Morphine. Federally regulated since World War I, morphine has lost none of its potency or utility in the intervening near 100 years. It has no ceiling effect on analgesia, histamine release, or respiratory depression, meaning that higher dosing can increase the analgesic effect as well as respiratory depression. It consistently results in transient nausea and vomiting (especially at low doses given subcutaneously or intramuscularly to nonpainful patients, for example, as a premedicant), which for many clinicians is actually a persuasive reason for its use preoperatively. Since cats are unable to produce the primary M6G analgesic metabolite,4 morphine may not be ideal for use in this species; however, many clinicians report satisfactory use of morphine in cats (perhaps there are other mu-agonist metabolites in this species).

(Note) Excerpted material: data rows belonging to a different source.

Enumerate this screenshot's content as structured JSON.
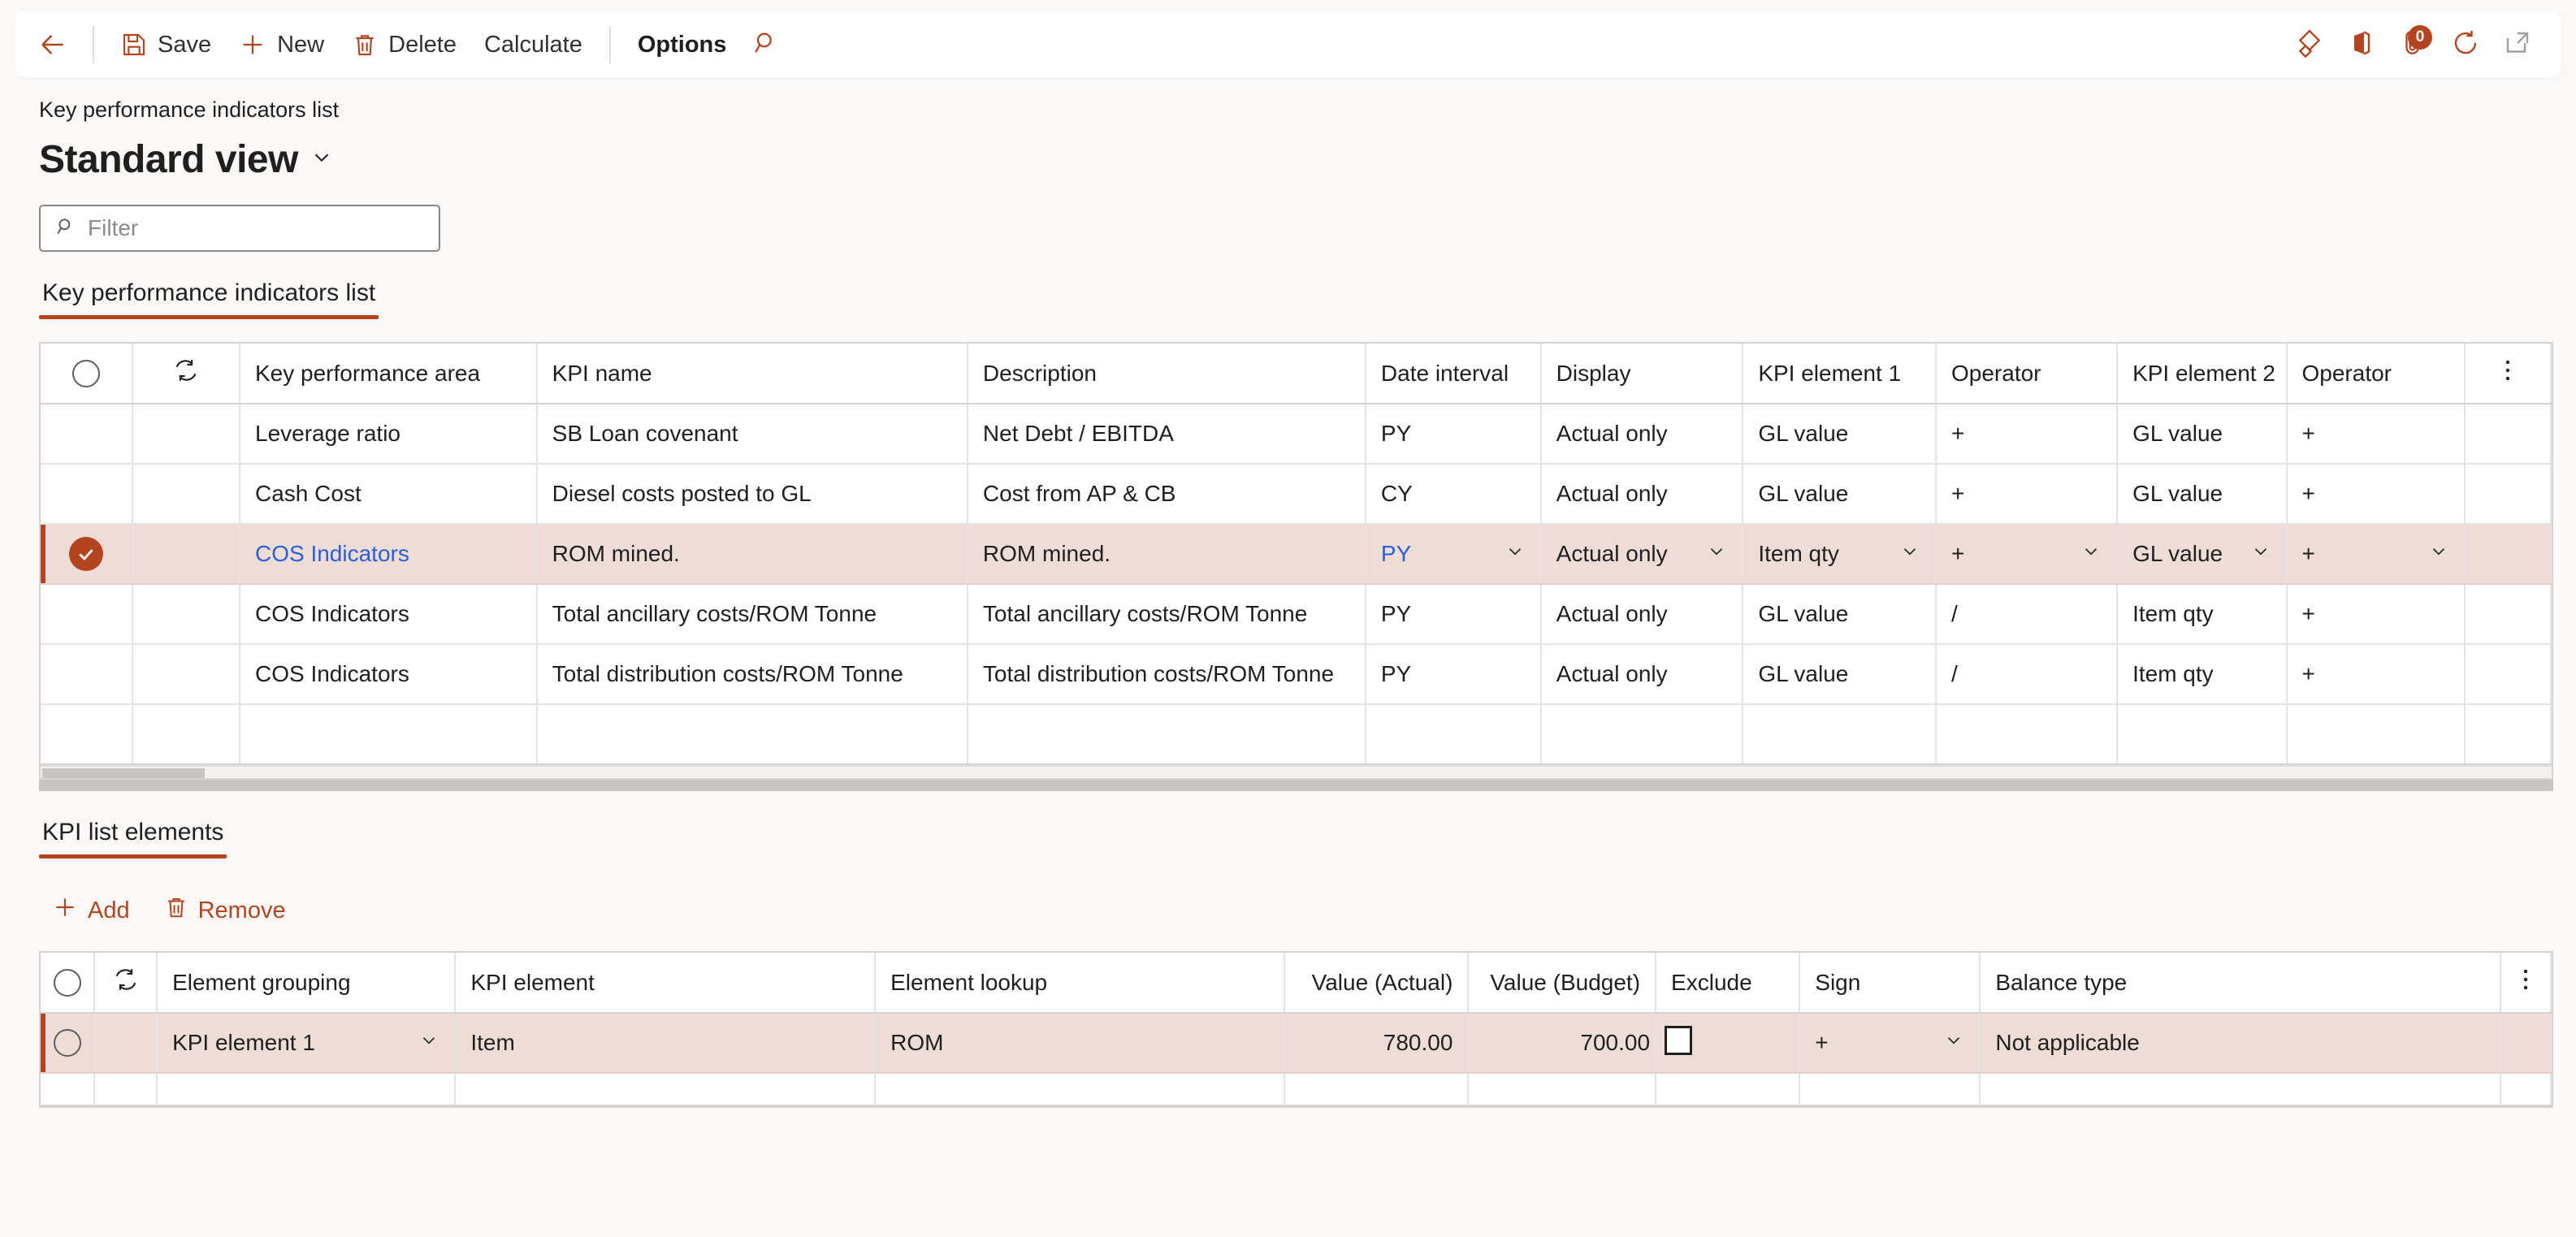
{
  "toolbar": {
    "back_label": "Back",
    "save_label": "Save",
    "new_label": "New",
    "delete_label": "Delete",
    "calculate_label": "Calculate",
    "options_label": "Options",
    "search_label": "Search",
    "icons": {
      "back": "back-arrow-icon",
      "save": "save-icon",
      "new": "plus-icon",
      "delete": "trash-icon",
      "search": "magnifier-icon",
      "diamond": "diamond-app-icon",
      "office": "office-icon",
      "attach": "paperclip-icon",
      "refresh": "refresh-icon",
      "popout": "open-in-new-window-icon"
    },
    "notification_count": "0"
  },
  "header": {
    "breadcrumb": "Key performance indicators list",
    "view_title": "Standard view"
  },
  "filter": {
    "placeholder": "Filter",
    "value": ""
  },
  "section_tabs": {
    "kpi_list": "Key performance indicators list",
    "kpi_elements": "KPI list elements"
  },
  "kpi_grid": {
    "columns": [
      "Key performance area",
      "KPI name",
      "Description",
      "Date interval",
      "Display",
      "KPI element 1",
      "Operator",
      "KPI element 2",
      "Operator"
    ],
    "rows": [
      {
        "selected": false,
        "area": "Leverage ratio",
        "name": "SB Loan covenant",
        "description": "Net Debt / EBITDA",
        "date_interval": "PY",
        "display": "Actual only",
        "element1": "GL value",
        "operator1": "+",
        "element2": "GL value",
        "operator2": "+"
      },
      {
        "selected": false,
        "area": "Cash Cost",
        "name": "Diesel costs posted to GL",
        "description": "Cost from AP & CB",
        "date_interval": "CY",
        "display": "Actual only",
        "element1": "GL value",
        "operator1": "+",
        "element2": "GL value",
        "operator2": "+"
      },
      {
        "selected": true,
        "area": "COS Indicators",
        "name": "ROM mined.",
        "description": "ROM mined.",
        "date_interval": "PY",
        "display": "Actual only",
        "element1": "Item qty",
        "operator1": "+",
        "element2": "GL value",
        "operator2": "+"
      },
      {
        "selected": false,
        "area": "COS Indicators",
        "name": "Total ancillary costs/ROM Tonne",
        "description": "Total ancillary costs/ROM Tonne",
        "date_interval": "PY",
        "display": "Actual only",
        "element1": "GL value",
        "operator1": "/",
        "element2": "Item qty",
        "operator2": "+"
      },
      {
        "selected": false,
        "area": "COS Indicators",
        "name": "Total distribution costs/ROM Tonne",
        "description": "Total distribution costs/ROM Tonne",
        "date_interval": "PY",
        "display": "Actual only",
        "element1": "GL value",
        "operator1": "/",
        "element2": "Item qty",
        "operator2": "+"
      }
    ]
  },
  "elements_actions": {
    "add_label": "Add",
    "remove_label": "Remove"
  },
  "elements_grid": {
    "columns": [
      "Element grouping",
      "KPI element",
      "Element lookup",
      "Value (Actual)",
      "Value (Budget)",
      "Exclude",
      "Sign",
      "Balance type"
    ],
    "rows": [
      {
        "selected": true,
        "grouping": "KPI element 1",
        "element": "Item",
        "lookup": "ROM",
        "value_actual": "780.00",
        "value_budget": "700.00",
        "exclude": false,
        "sign": "+",
        "balance_type": "Not applicable"
      }
    ]
  },
  "colors": {
    "accent": "#b4441f",
    "selected_row": "#eeddd7",
    "link": "#2b5fd9"
  }
}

Oxymorphone and hydromorphone. These two opioids are shorter-acting than morphine, a feature some clinicians think makes them more versatile than morphine. They do not elicit histamine release, making them superior to morphine for trauma patients. Nausea, while still predictable, seems to be somewhat milder than that elicited by morphine. While all opioids can induce a transient hyperthermia in cats, hydromorphone appears to be implicated more often than other pure mu agonists.5

Methadone. Easily available and commonly used in Europe, injectable methadone may become an attractive alternative to other pure mu agonists here in the United States. It elicits minimal nausea and no histamine release, has NMDA-R blocking activity,6 and is nicely sedating in addition to its analgesic effects. Its effectiveness has been demonstrated in dogs and cats.7,8

Myths about opioid use
Fentanyl. This short-acting mu agonist is far more potent than morphine. It is most often administered as an intravenous constant-rate infusion in veterinary medicine, and its short action allows for a great deal of flexibility in managing a patient since the rate can be fine-tuned based on patient response and needs. The transdermal patch (Duragesic—Janssen Pharmaceutica) formulation is less popular in veterinary medicine than it once was (it still is commonly prescribed for its labeled indication in humans for breakthrough cancer pain) because of the highly unpredictable dosing and effects that are based on numerous variables such as species, body condition score, and body temperature, as well as where and how (and how well) the patch is placed. Additionally, there are serious public health concerns surrounding accidental contact or ingestion by people, especially infants and children—a number of deaths have been recorded since this product has been on the market.